Montag, den 13. Juli 2009

J. D. Salinger 2009
J. D. Salinger (2009)

••• In den letzten zwei Wochen habe ich zum ersten Mal Salinger gelesen. Um welches Buch es sich handelte, muss man ja nicht erwähnen. Ich war enttäuscht und begeistert. Enttäuscht hat mich der nach meinem Geschmack völlig unspannende Ablauf dieser Teenager-Geschichte. Begeistert hingegen war ich von der für mein Gefühl sehr gut getroffenen Sprache, die Salinger seinem Helden Caulfield verpasst. Ich habe die aktuelle Ausgabe von Kiepenheuer & Witsch gelesen in der Übersetzung also von Eike Schönfeld von 1962 und offenbar im Jahr 2003 nachträglich in die neue deutsche Rechtschreibung übertragen, die mir an manchen Stellen wirklich Beschwerden bereitet. Es tut mir Leid. Auch wenn das sinnvoll ist, ich gewöhne mich nur allzu langsam daran und stocke jedes Mal wieder im Lesefluss.

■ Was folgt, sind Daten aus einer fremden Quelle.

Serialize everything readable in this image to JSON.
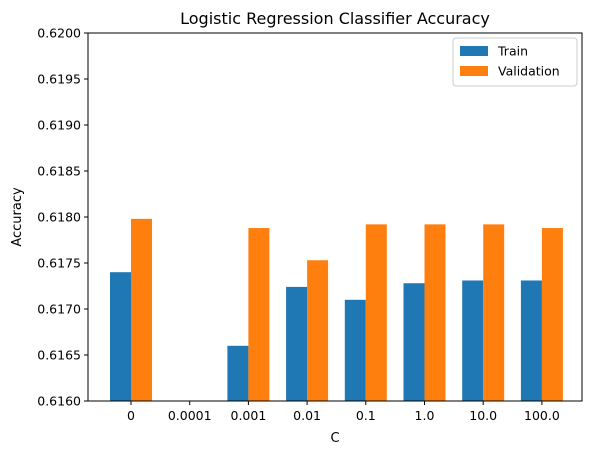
{
  "chart_data": {
    "type": "bar",
    "title": "Logistic Regression Classifier Accuracy",
    "xlabel": "C",
    "ylabel": "Accuracy",
    "categories": [
      "0",
      "0.0001",
      "0.001",
      "0.01",
      "0.1",
      "1.0",
      "10.0",
      "100.0"
    ],
    "series": [
      {
        "name": "Train",
        "color": "#1f77b4",
        "values": [
          0.6174,
          0.616,
          0.6166,
          0.61724,
          0.6171,
          0.61728,
          0.61731,
          0.61731
        ]
      },
      {
        "name": "Validation",
        "color": "#ff7f0e",
        "values": [
          0.61798,
          0.616,
          0.61788,
          0.61753,
          0.61792,
          0.61792,
          0.61792,
          0.61788
        ]
      }
    ],
    "ylim": [
      0.616,
      0.62
    ],
    "yticks": [
      "0.6160",
      "0.6165",
      "0.6170",
      "0.6175",
      "0.6180",
      "0.6185",
      "0.6190",
      "0.6195",
      "0.6200"
    ],
    "grid": false,
    "legend_position": "top-right"
  }
}
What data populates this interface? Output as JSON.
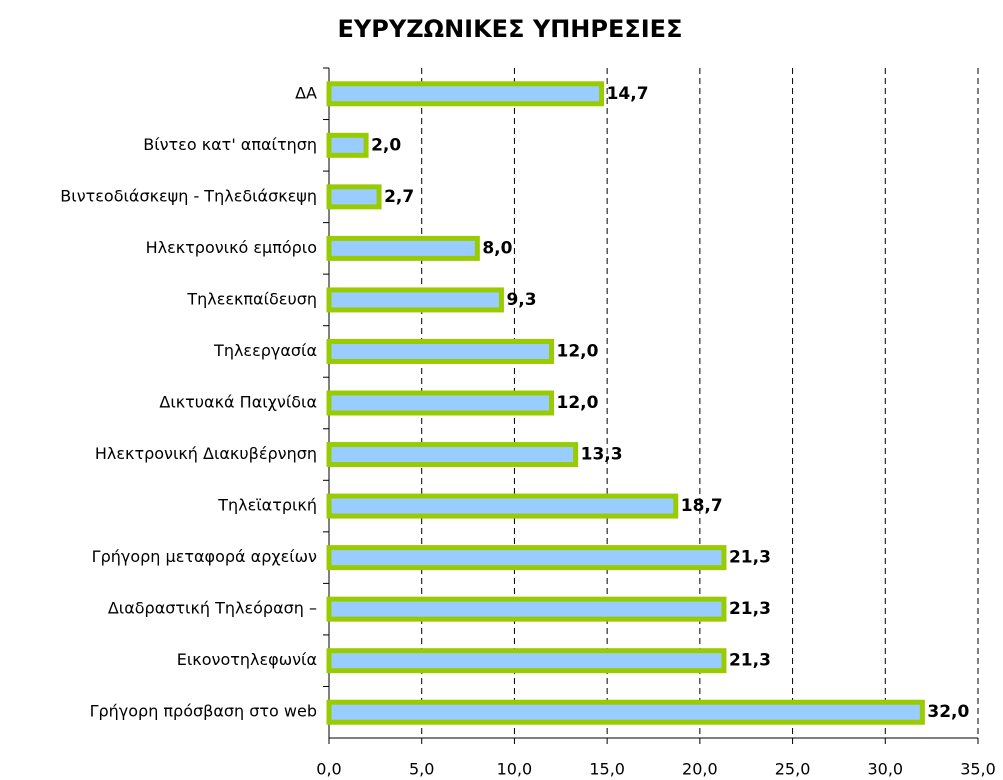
{
  "chart_data": {
    "type": "bar",
    "orientation": "horizontal",
    "title": "ΕΥΡΥΖΩΝΙΚΕΣ ΥΠΗΡΕΣΙΕΣ",
    "categories": [
      "ΔΑ",
      "Βίντεο κατ' απαίτηση",
      "Βιντεοδιάσκεψη - Τηλεδιάσκεψη",
      "Ηλεκτρονικό εμπόριο",
      "Τηλεεκπαίδευση",
      "Τηλεεργασία",
      "Δικτυακά Παιχνίδια",
      "Ηλεκτρονική Διακυβέρνηση",
      "Τηλεϊατρική",
      "Γρήγορη μεταφορά αρχείων",
      "Διαδραστική Τηλεόραση –",
      "Εικονοτηλεφωνία",
      "Γρήγορη πρόσβαση στο web"
    ],
    "values": [
      14.7,
      2.0,
      2.7,
      8.0,
      9.3,
      12.0,
      12.0,
      13.3,
      18.7,
      21.3,
      21.3,
      21.3,
      32.0
    ],
    "value_labels": [
      "14,7",
      "2,0",
      "2,7",
      "8,0",
      "9,3",
      "12,0",
      "12,0",
      "13,3",
      "18,7",
      "21,3",
      "21,3",
      "21,3",
      "32,0"
    ],
    "color": "#99ccff",
    "edge_color": "#99cc00",
    "xlim": [
      0,
      35
    ],
    "xticks": [
      {
        "value": 0,
        "label": "0,0"
      },
      {
        "value": 5,
        "label": "5,0"
      },
      {
        "value": 10,
        "label": "10,0"
      },
      {
        "value": 15,
        "label": "15,0"
      },
      {
        "value": 20,
        "label": "20,0"
      },
      {
        "value": 25,
        "label": "25,0"
      },
      {
        "value": 30,
        "label": "30,0"
      },
      {
        "value": 35,
        "label": "35,0"
      }
    ],
    "grid": true
  }
}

Wie es möglich war, dass sich dieser Roman unterdessen sage und schreibe mehr als 75 Millionen mal verkauft hat, ist mir ein Mysterium. Als Autor ist Salinger nach diesem Streich verstummt und ist es bis heute – 40 Jahre später – geblieben. Ich finde das okay. Wer wollte einen Autor zwingen, Buch auf Buch zu schreiben, nur weil dieser Roman ein solcher Erfolg war?

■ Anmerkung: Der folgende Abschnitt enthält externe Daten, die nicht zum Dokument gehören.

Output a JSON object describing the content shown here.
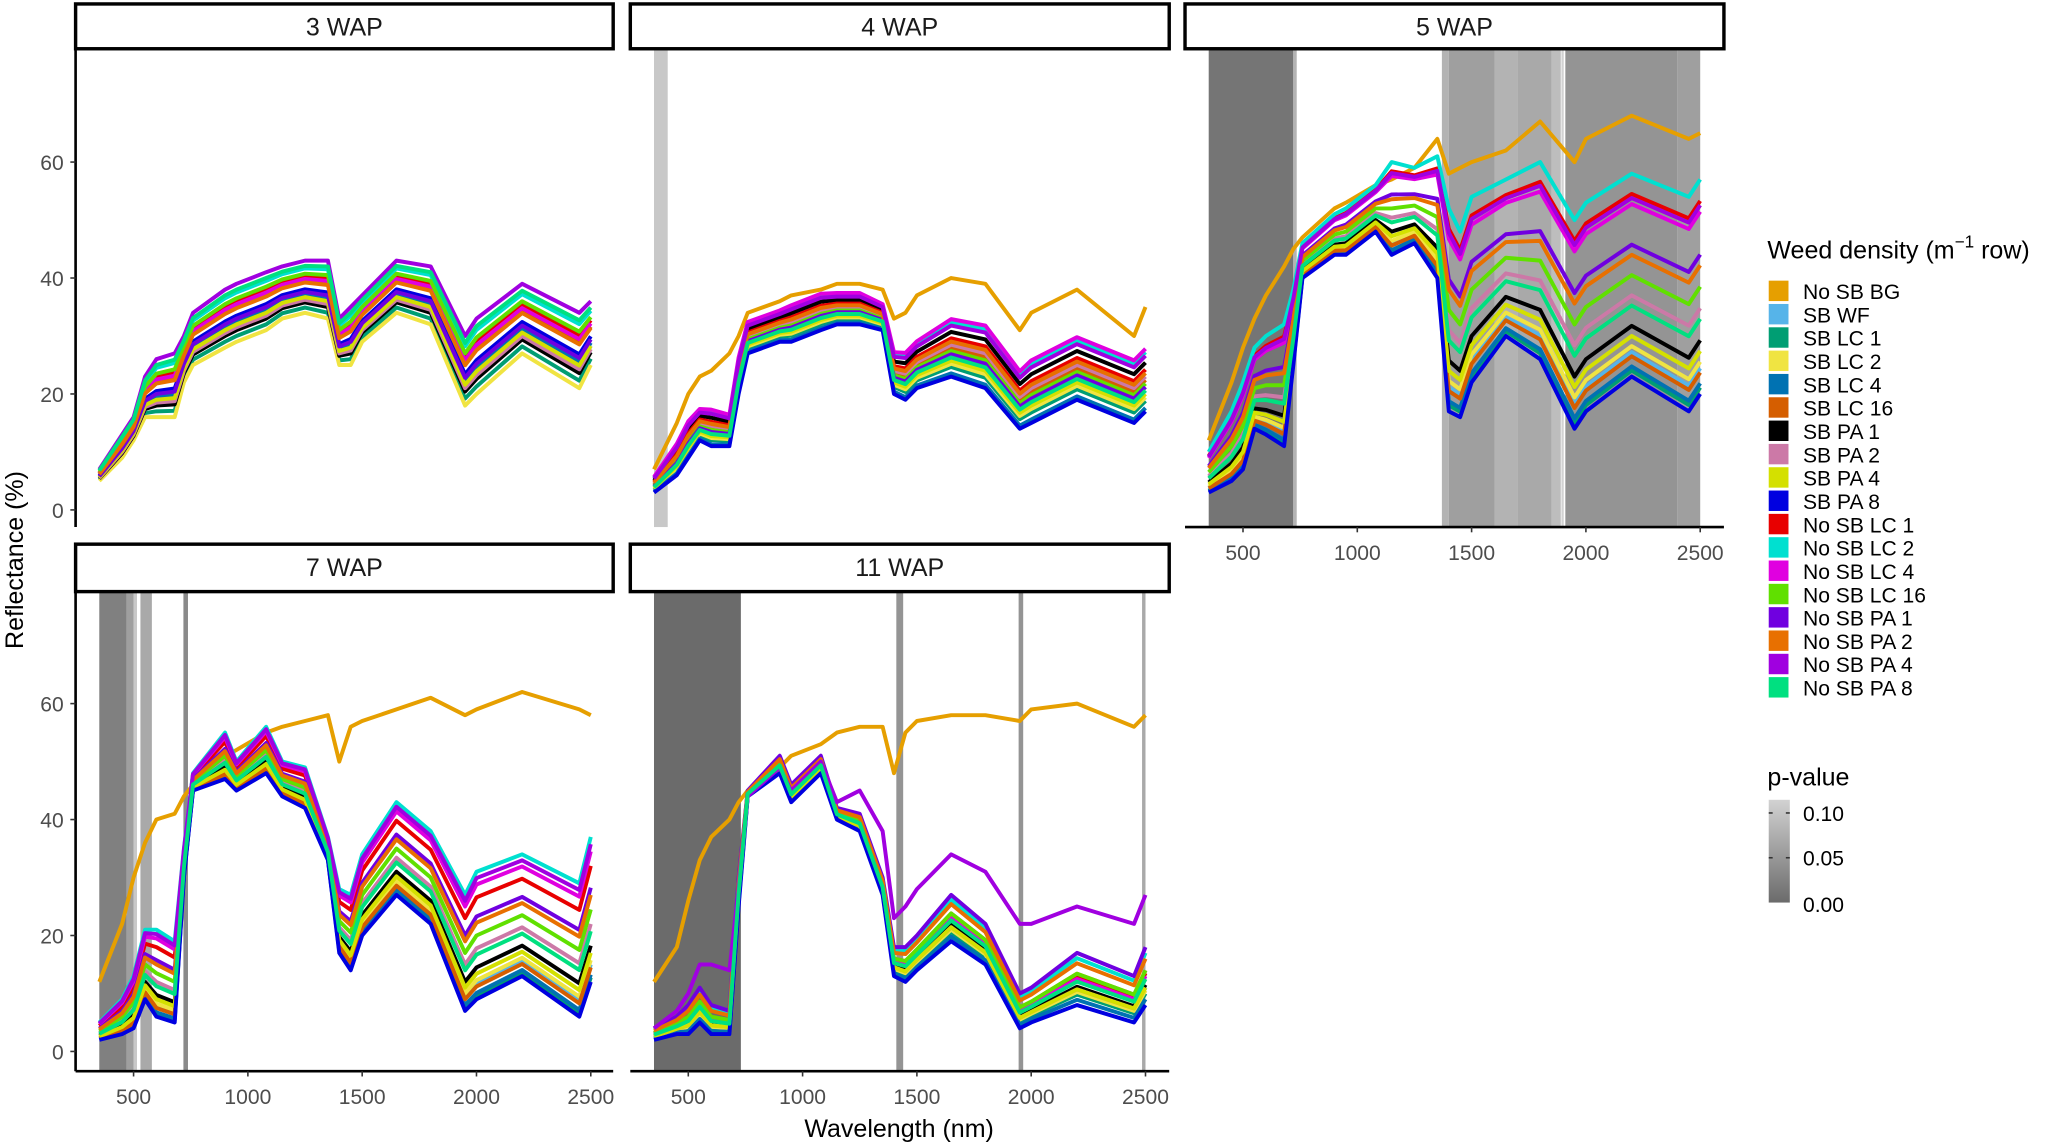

D. G. Myers vom »Commonplace Blog« sieht das in seinem Beitrag »Suspended in literary amber«, den ich bei ihm – what a coincidence – vor wenigen Tagen las, weniger versöhnlich:

Like an overprotective parent, Salinger has fought desperately to prevent Holden from achieving independence, and the folie à deux has arrested the development of both. Among other things, The Catcher in the Rye is a less interesting novel because it has had no descendants and inheritors, only rivals and apes.